The flow can happen in one of two ways. The first is when the network is being trained. The second is after being trained. Information is fed into the network by the input units. There is also a bias to help the model find the best fit for the data. Those input units are multiplied by their weights according to importance then activate the hidden units and layers in the network. Each layer of hidden units is receiving input from the layer to the left and those inputs are multiplied by the weights of the connections. The weight of each unit is gradually adjusted as the connection between any two units changes.
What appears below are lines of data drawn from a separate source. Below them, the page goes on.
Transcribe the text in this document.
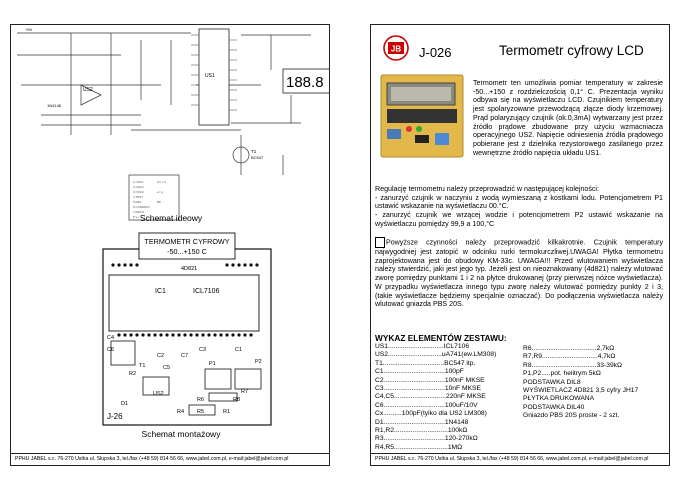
US1
US2
T1
BC547
+5V
1N4148
188.8
1 OSC1
2 OSC2
3 OSC3
4 TEST
5 REF
6 COMMON
7 INPUT
8 V+
a b c d
e f g
BP
Schemat ideowy
TERMOMETR CYFROWY
-50...+150 C
4D821
IC1	ICL7106
C4
C2
C6
C7
C3
C5
C1
US2
T1
D1
P1	P2
R7
R8
R6
R5
R4	R1
R2
J-26
Schemat montażowy
PPHU JABEL s.c. 76-270 Ustka ul. Słupska 3, tel./fax (+48 59) 814 56 66, www.jabel.com.pl, e-mail:jabel@jabel.com.pl
JB J-026	Termometr cyfrowy LCD
Termometr ten umożliwia pomiar temperatury w zakresie -50...+150 z rozdzielczością 0,1° C. Prezentacja wyniku odbywa się na wyświetlaczu LCD. Czujnikiem temperatury jest spolaryzowane przewodzącą złącze diody krzemowej. Prąd polaryzujący czujnik (ok.0,3mA) wytwarzany jest przez źródło prądowe zbudowane przy użyciu wzmacniacza operacyjnego US2. Napięcie odniesienia źródła prądowego pobierane jest z dzielnika rezystorowego zasilanego przez wewnętrzne źródło napięcia układu US1.
Regulację termometru należy przeprowadzić w następującej kolejności:
- zanurzyć czujnik w naczyniu z wodą wymieszaną z kostkami lodu. Potencjometrem P1 ustawić wskazanie na wyświetlaczu 00.°C.
- zanurzyć czujnik we wrzącej wodzie i potencjometrem P2 ustawić wskazanie na wyświetlaczu pomiędzy 99,9 a 100,°C
Powyższe czynności należy przeprowadzić kilkakrotnie. Czujnik temperatury najwygodniej jest zatopić w odcinku rurki termokurczliwej.UWAGA! Płytka termometru zaprojektowana jest do obudowy KM-33c. UWAGA!!! Przed wlutowaniem wyświetlacza należy stwierdzić, jaki jest jego typ. Jeżeli jest on nieoznakowany (4d821) należy wlutować zworę pomiędzy punktami 1 i 2 na płytce drukowanej (przy pierwszej nóżce wyświetlacza). W przypadku wyświetlacza innego typu zworę należy wlutować pomiędzy punkty 2 i 3, (takie wyświetlacze będziemy specjalnie oznaczać). Do podłączenia wyświetlacza należy wlutować gniazda PBS 20S.
WYKAZ ELEMENTÓW ZESTAWU:
US1..............................ICL7106
US2.............................uA741(ew.LM308)
T1.................................BC547 itp.
C1.................................100pF
C2.................................100nF MKSE
C3.................................10nF MKSE
C4,C5............................220nF MKSE
C6.................................100uF/10V
Cx..........100pF(tylko dla US2 LM308)
D1.................................1N4148
R1,R2.............................100kΩ
R3.................................120-270kΩ
R4,R5.............................1MΩ
R6...................................2,7kΩ
R7,R9..............................4,7kΩ
R8...................................33-39kΩ
P1,P2.....pot. helitrym 5kΩ
PODSTAWKA DIL8
WYŚWIETLACZ 4D821 3,5 cyfry JH17
PŁYTKA DRUKOWANA
PODSTAWKA DIL40
Gniazdo PBS 20S proste - 2 szt.
PPHU JABEL s.c. 76-270 Ustka ul. Słupska 3, tel./fax (+48 59) 814 56 66, www.jabel.com.pl, e-mail:jabel@jabel.com.pl
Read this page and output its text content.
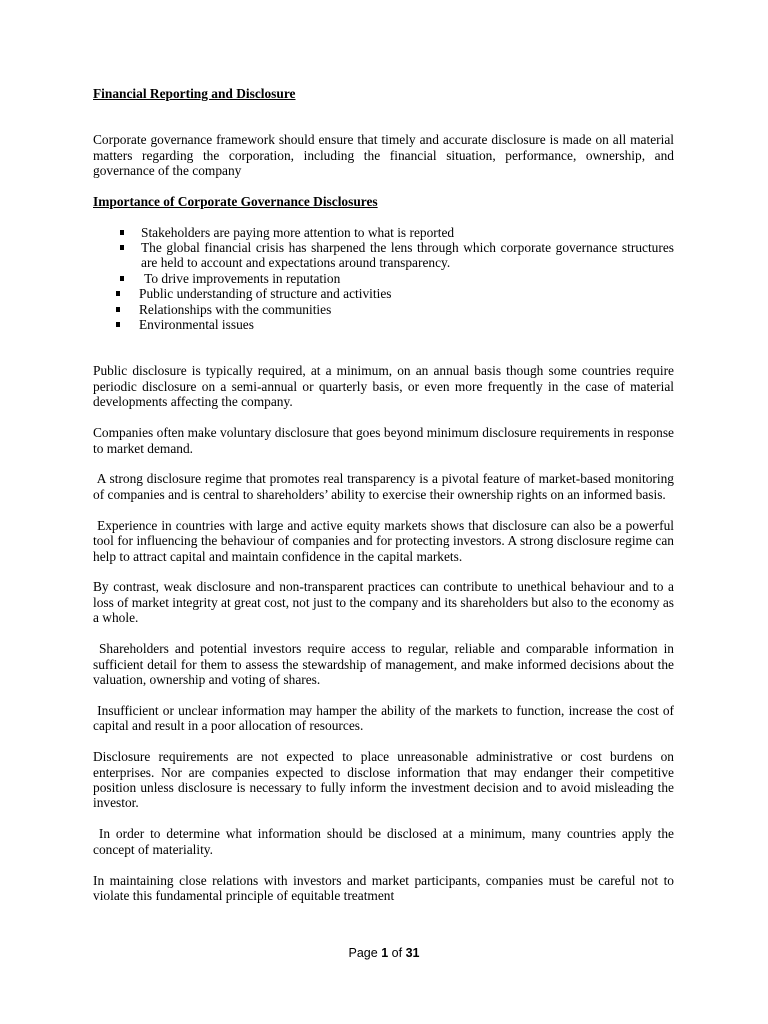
Financial Reporting and Disclosure

Corporate governance framework should ensure that timely and accurate disclosure is made on all material matters regarding the corporation, including the financial situation, performance, ownership, and governance of the company

Importance of Corporate Governance Disclosures

Stakeholders are paying more attention to what is reported
The global financial crisis has sharpened the lens through which corporate governance structures are held to account and expectations around transparency.
To drive improvements in reputation
Public understanding of structure and activities
Relationships with the communities
Environmental issues

Public disclosure is typically required, at a minimum, on an annual basis though some countries require periodic disclosure on a semi-annual or quarterly basis, or even more frequently in the case of material developments affecting the company.

Companies often make voluntary disclosure that goes beyond minimum disclosure requirements in response to market demand.

A strong disclosure regime that promotes real transparency is a pivotal feature of market-based monitoring of companies and is central to shareholders’ ability to exercise their ownership rights on an informed basis.

Experience in countries with large and active equity markets shows that disclosure can also be a powerful tool for influencing the behaviour of companies and for protecting investors. A strong disclosure regime can help to attract capital and maintain confidence in the capital markets.

By contrast, weak disclosure and non-transparent practices can contribute to unethical behaviour and to a loss of market integrity at great cost, not just to the company and its shareholders but also to the economy as a whole.

Shareholders and potential investors require access to regular, reliable and comparable information in sufficient detail for them to assess the stewardship of management, and make informed decisions about the valuation, ownership and voting of shares.

Insufficient or unclear information may hamper the ability of the markets to function, increase the cost of capital and result in a poor allocation of resources.

Disclosure requirements are not expected to place unreasonable administrative or cost burdens on enterprises. Nor are companies expected to disclose information that may endanger their competitive position unless disclosure is necessary to fully inform the investment decision and to avoid misleading the investor.

In order to determine what information should be disclosed at a minimum, many countries apply the concept of materiality.

In maintaining close relations with investors and market participants, companies must be careful not to violate this fundamental principle of equitable treatment

Page 1 of 31
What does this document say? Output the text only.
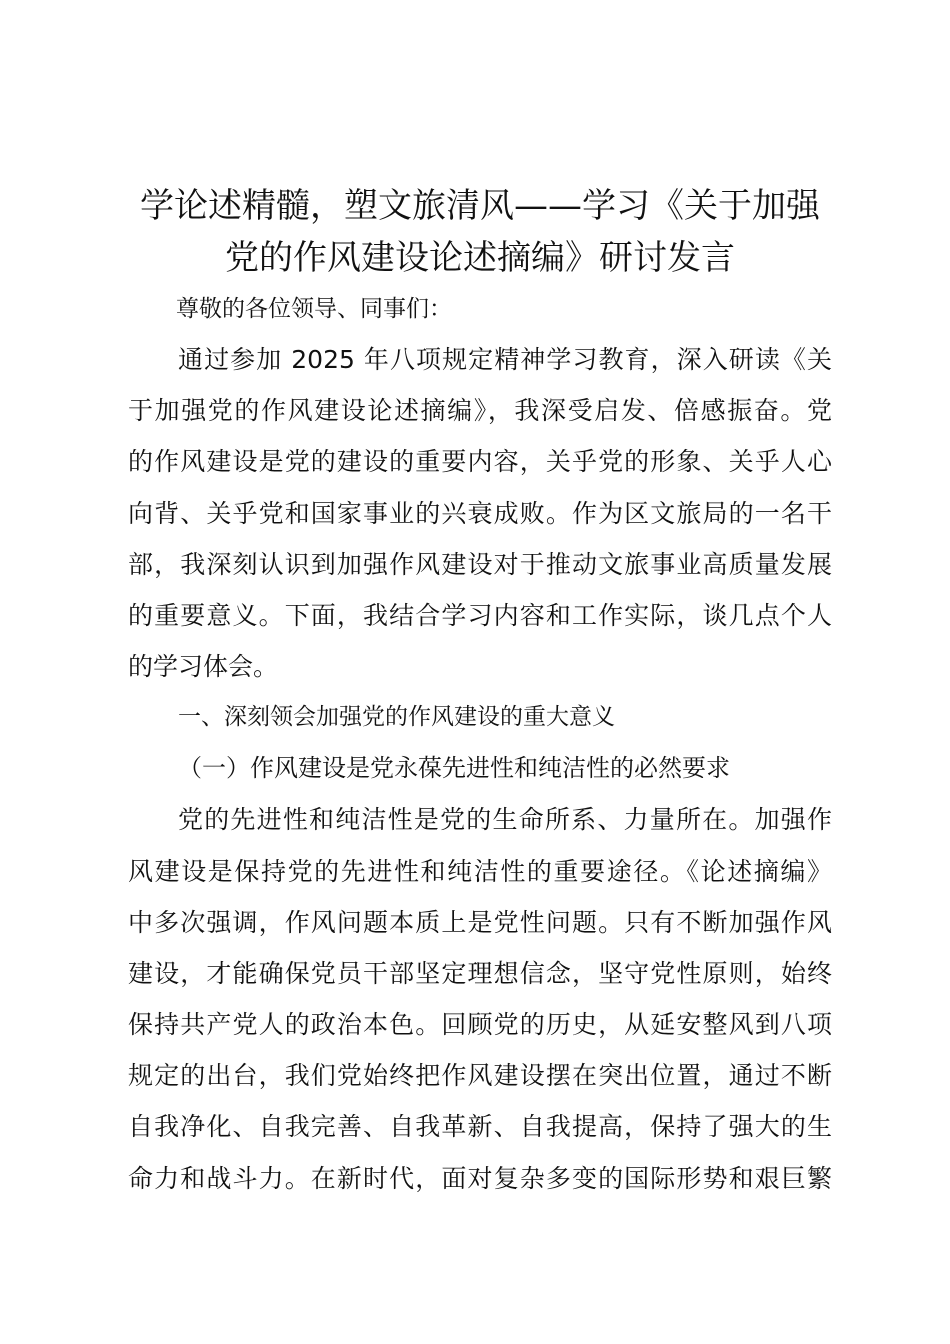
学论述精髓，塑文旅清风——学习《关于加强
党的作风建设论述摘编》研讨发言

尊敬的各位领导、同事们：

通过参加 2025 年八项规定精神学习教育，深入研读《关
于加强党的作风建设论述摘编》，我深受启发、倍感振奋。党
的作风建设是党的建设的重要内容，关乎党的形象、关乎人心
向背、关乎党和国家事业的兴衰成败。作为区文旅局的一名干
部，我深刻认识到加强作风建设对于推动文旅事业高质量发展
的重要意义。下面，我结合学习内容和工作实际，谈几点个人
的学习体会。

一、深刻领会加强党的作风建设的重大意义

（一）作风建设是党永葆先进性和纯洁性的必然要求

党的先进性和纯洁性是党的生命所系、力量所在。加强作
风建设是保持党的先进性和纯洁性的重要途径。《论述摘编》
中多次强调，作风问题本质上是党性问题。只有不断加强作风
建设，才能确保党员干部坚定理想信念，坚守党性原则，始终
保持共产党人的政治本色。回顾党的历史，从延安整风到八项
规定的出台，我们党始终把作风建设摆在突出位置，通过不断
自我净化、自我完善、自我革新、自我提高，保持了强大的生
命力和战斗力。在新时代，面对复杂多变的国际形势和艰巨繁
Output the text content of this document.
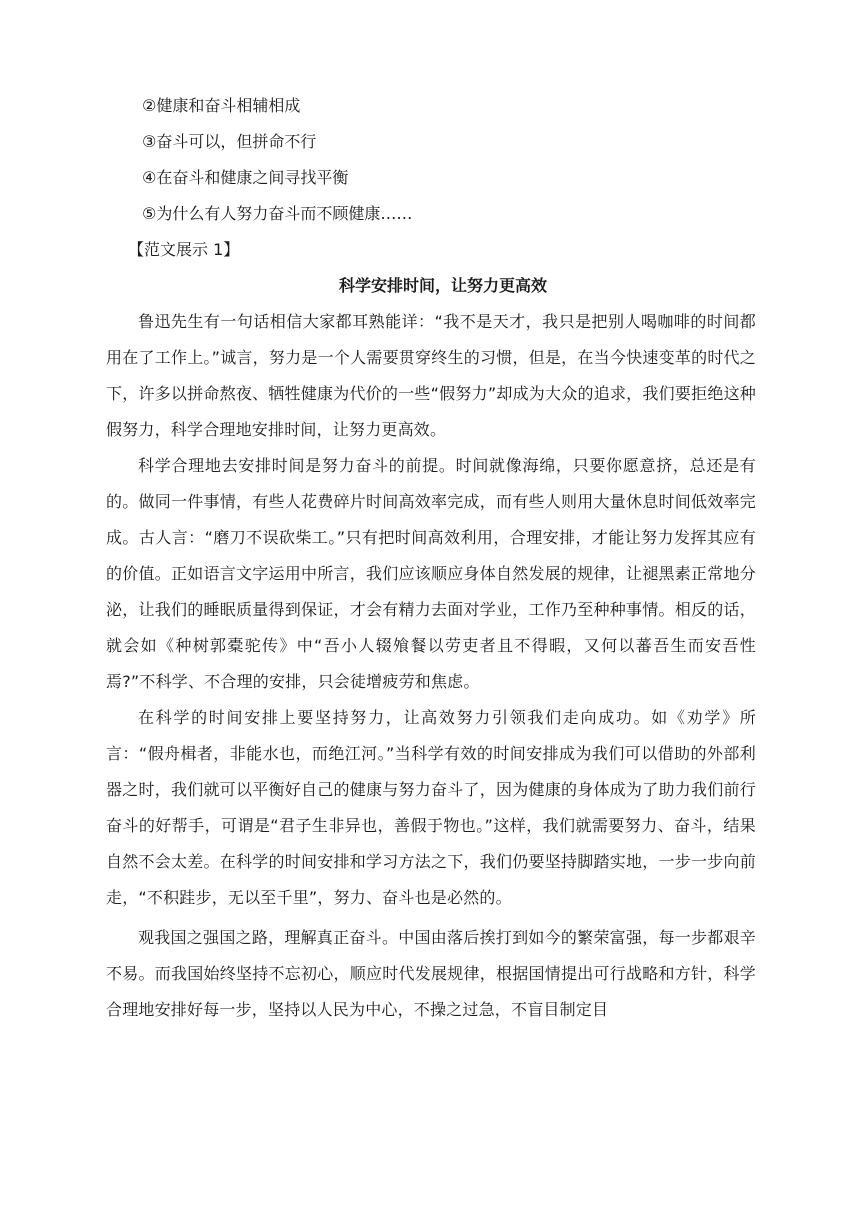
②健康和奋斗相辅相成

③奋斗可以，但拼命不行

④在奋斗和健康之间寻找平衡

⑤为什么有人努力奋斗而不顾健康……

【范文展示 1】

科学安排时间，让努力更高效

鲁迅先生有一句话相信大家都耳熟能详：“我不是天才，我只是把别人喝咖啡的时间都用在了工作上。”诚言，努力是一个人需要贯穿终生的习惯，但是，在当今快速变革的时代之下，许多以拼命熬夜、牺牲健康为代价的一些“假努力”却成为大众的追求，我们要拒绝这种假努力，科学合理地安排时间，让努力更高效。

科学合理地去安排时间是努力奋斗的前提。时间就像海绵，只要你愿意挤，总还是有的。做同一件事情，有些人花费碎片时间高效率完成，而有些人则用大量休息时间低效率完成。古人言：“磨刀不误砍柴工。”只有把时间高效利用，合理安排，才能让努力发挥其应有的价值。正如语言文字运用中所言，我们应该顺应身体自然发展的规律，让褪黑素正常地分泌，让我们的睡眠质量得到保证，才会有精力去面对学业，工作乃至种种事情。相反的话，就会如《种树郭橐驼传》中“吾小人辍飧餐以劳吏者且不得暇，又何以蕃吾生而安吾性焉?”不科学、不合理的安排，只会徒增疲劳和焦虑。

在科学的时间安排上要坚持努力，让高效努力引领我们走向成功。如《劝学》所言：“假舟楫者，非能水也，而绝江河。”当科学有效的时间安排成为我们可以借助的外部利器之时，我们就可以平衡好自己的健康与努力奋斗了，因为健康的身体成为了助力我们前行奋斗的好帮手，可谓是“君子生非异也，善假于物也。”这样，我们就需要努力、奋斗，结果自然不会太差。在科学的时间安排和学习方法之下，我们仍要坚持脚踏实地，一步一步向前走，“不积跬步，无以至千里”，努力、奋斗也是必然的。

观我国之强国之路，理解真正奋斗。中国由落后挨打到如今的繁荣富强，每一步都艰辛不易。而我国始终坚持不忘初心，顺应时代发展规律，根据国情提出可行战略和方针，科学合理地安排好每一步，坚持以人民为中心，不操之过急，不盲目制定目
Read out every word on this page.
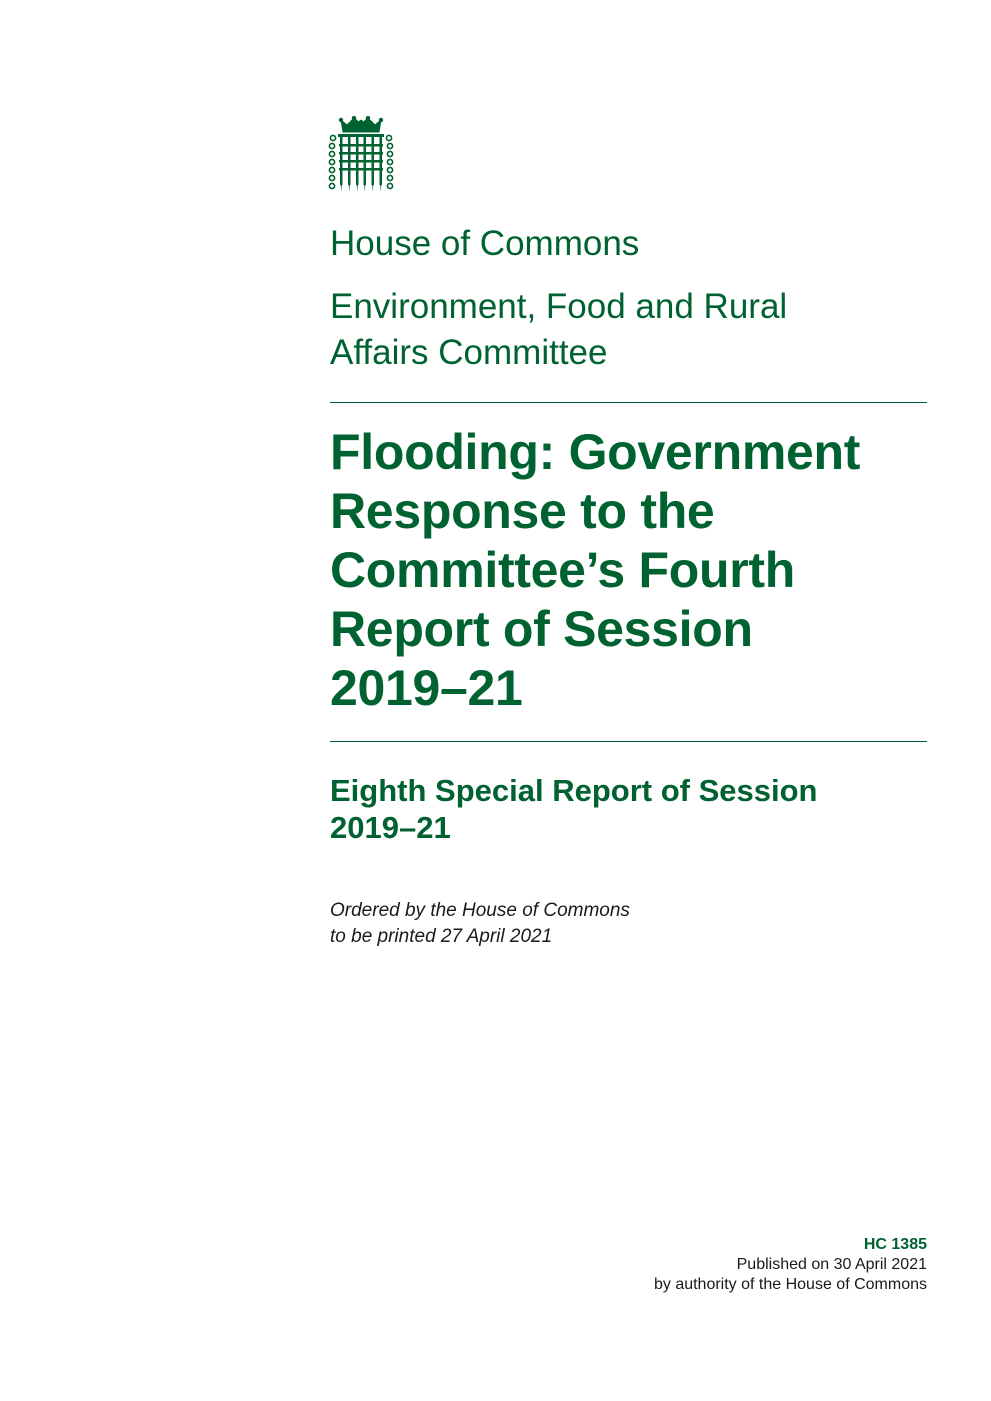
House of Commons
Environment, Food and Rural
Affairs Committee
Flooding: Government
Response to the
Committee’s Fourth
Report of Session
2019–21
Eighth Special Report of Session
2019–21
Ordered by the House of Commons
to be printed 27 April 2021
HC 1385
Published on 30 April 2021
by authority of the House of Commons
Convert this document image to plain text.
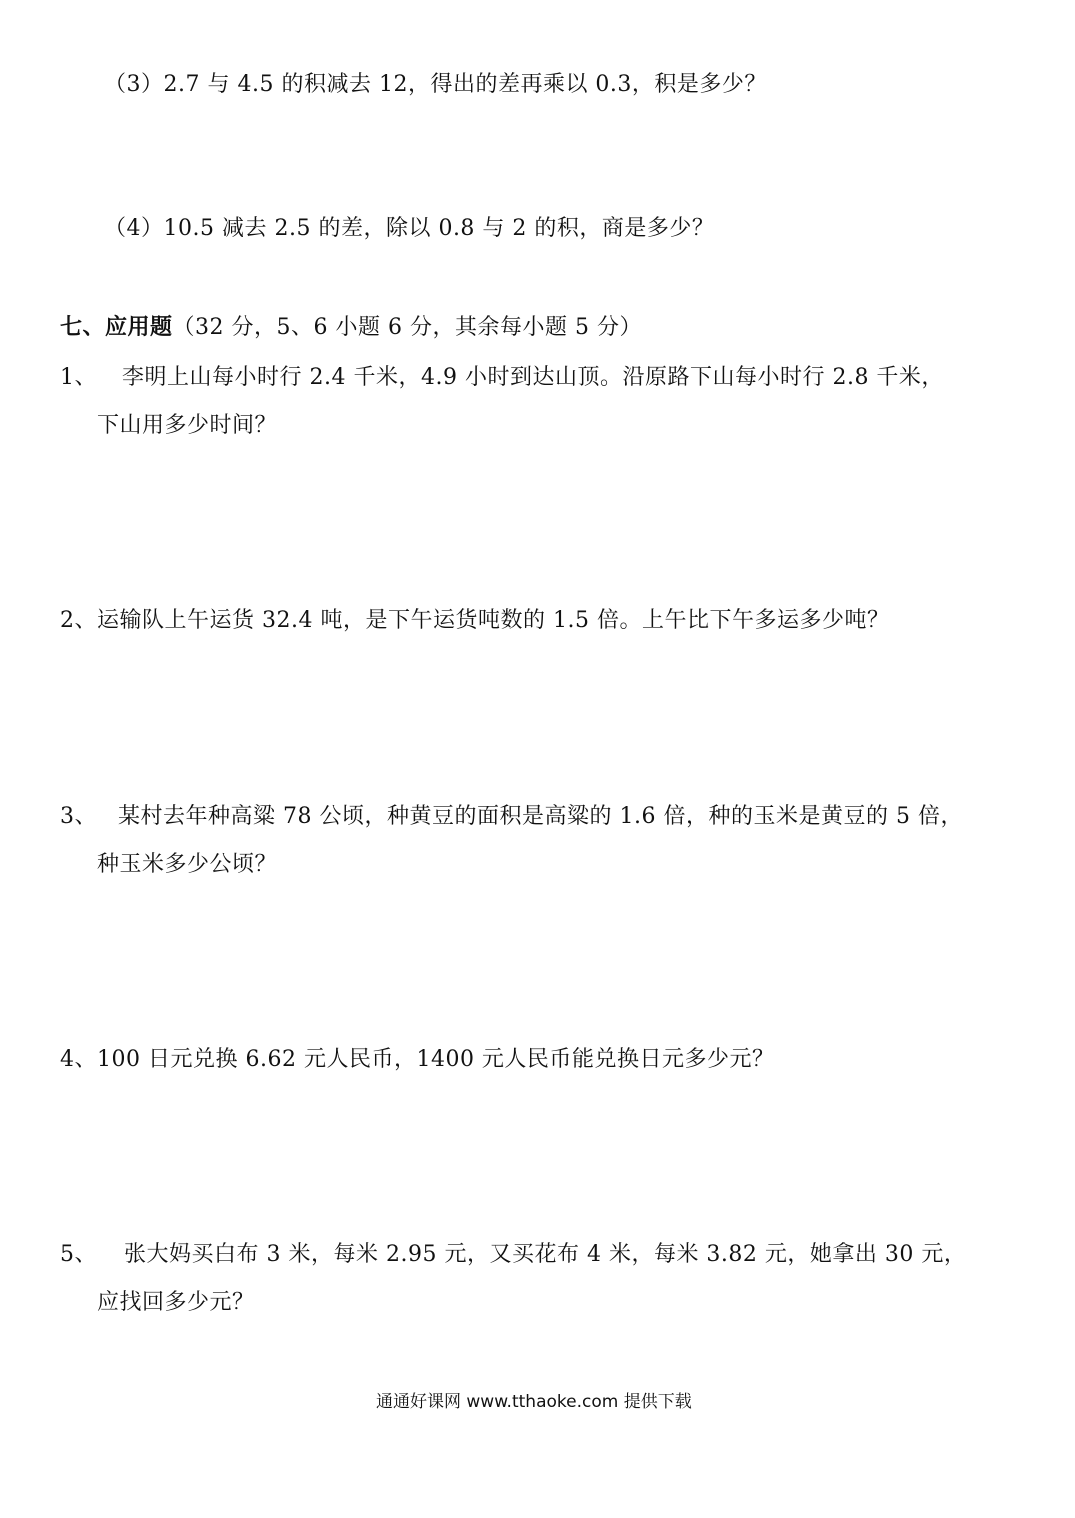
（3）2.7 与 4.5 的积减去 12，得出的差再乘以 0.3，积是多少？
（4）10.5 减去 2.5 的差，除以 0.8 与 2 的积，商是多少？
七、应用题（32 分，5、6 小题 6 分，其余每小题 5 分）
1、 李明上山每小时行 2.4 千米，4.9 小时到达山顶。沿原路下山每小时行 2.8 千米，
下山用多少时间？
2、运输队上午运货 32.4 吨，是下午运货吨数的 1.5 倍。上午比下午多运多少吨？
3、 某村去年种高粱 78 公顷，种黄豆的面积是高粱的 1.6 倍，种的玉米是黄豆的 5 倍，
种玉米多少公顷？
4、100 日元兑换 6.62 元人民币，1400 元人民币能兑换日元多少元？
5、 张大妈买白布 3 米，每米 2.95 元，又买花布 4 米，每米 3.82 元，她拿出 30 元，
应找回多少元？
通通好课网 www.tthaoke.com 提供下载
The activation function produces the output of any node eventually producing a final output layer.

## Write your own perceptron code that can correctly classify a NAND gate. 

| x1 | x2 | y |
|----|----|---|
| 0  | 0  | 1 |
| 1  | 0  | 1 |
| 0  | 1  | 1 |
| 1  | 1  | 0 |

In [40]:
import pandas as pd
import numpy as np
import matplotlib.pyplot as plt

In [41]:

inputs = np.array([[1., 0., 0.],
    [1., 1., 0.],
    [1., 0., 1.],
    [1., 1., 1.]])

# Ideal outputs
correct_outputs = [[1.],
    [1.],
    [1.],
   [0.]]

In [42]:
def sigmoid(x):
    return 1/(1+np.exp(-x))

def sigmoid_derivative(x):
    return sigmoid(x) * (1 - sigmoid(x))

In [43]:
# Random weights
weights = 2 * np.random.random((3,1))-1
weights

array([[ 0.17785041],
       [ 0.09977725],
       [-0.06211495]])

In [44]:
weighted_sum = np.dot(inputs, weights)
weighted_sum

array([[0.17785041],
       [0.27762766],
       [0.11573546],
       [0.21551271]])

In [45]:
activated_output = sigmoid(weighted_sum)
activated_output

array([[0.54434577],
       [0.56896452],
       [0.52890161],
       [0.55367061]])

In [47]:
error = correct_outputs - activated_output
error

array([[ 0.45565423],
       [ 0.43103548],
       [ 0.47109839],
       [-0.55367061]])

In [48]:
adjustments = error * sigmoid_derivative(activated_output)  # Gradient Descent
adjustments

array([[ 0.10587496],
       [ 0.09948775],
       [ 0.10990745],
       [-0.12832898]])

In [49]:
weights += np.dot(inputs.T, adjustments)
weights

array([[ 0.36479158],
       [ 0.07093602],
       [-0.08053648]])

In [51]:
for iteration in range(10000):
  
  # Weighted sum of inputs and weights
  weighted_sum = np.dot(inputs, weights)
  
  # Activate with sigmoid function
  activated_output = sigmoid(weighted_sum)
  
  # Calculate Error
  error = correct_outputs - activated_output
  
  # Calculate weight adjustments with sigmoid_derivative
  adjustments = error * sigmoid_derivative(activated_output)
  
  # Update weights
  weights += np.dot(inputs.T, adjustments)
  
print('Optimized weights after training: ')
print(weights)

print("Output After Training:")
print(activated_output)

Optimized weights after training: 
[[ 19.89513933]
 [-13.2310983 ]
 [-13.2310983 ]]
Output After Training:
[[1.        ]
 [0.99872558]
 [0.99872558]
 [0.00140403]]


## Implement your own Perceptron Class and use it to classify a binary dataset like: 
- [The Pima Indians Diabetes dataset](https://raw.githubusercontent.com/ryanleeallred/datasets/master/diabetes.csv) 
- [Titanic](https://raw.githubusercontent.com/ryanleeallred/datasets/master/titanic.csv)
- [A two-class version of the Iris dataset](https://raw.githubusercontent.com/ryanleeallred/datasets/master/Iris.csv)

You may need to search for other's implementations in order to get inspiration for your own. There are *lots* of perceptron implementations on the internet with varying levels of sophistication and complexity. Whatever your approach, make sure you understand **every** line of your implementation and what its purpose is.

In [None]:
##### Your Code Here #####

## Stretch Goals:

- Research "backpropagation" to learn how weights get updated in neural networks (tomorrow's lecture). 
- Implement a multi-layer perceptron. (for non-linearly separable classes)
- Try and implement your own backpropagation algorithm.
- What are the pros and cons of the different activation functions? How should you decide between them for the different layers of a neural network?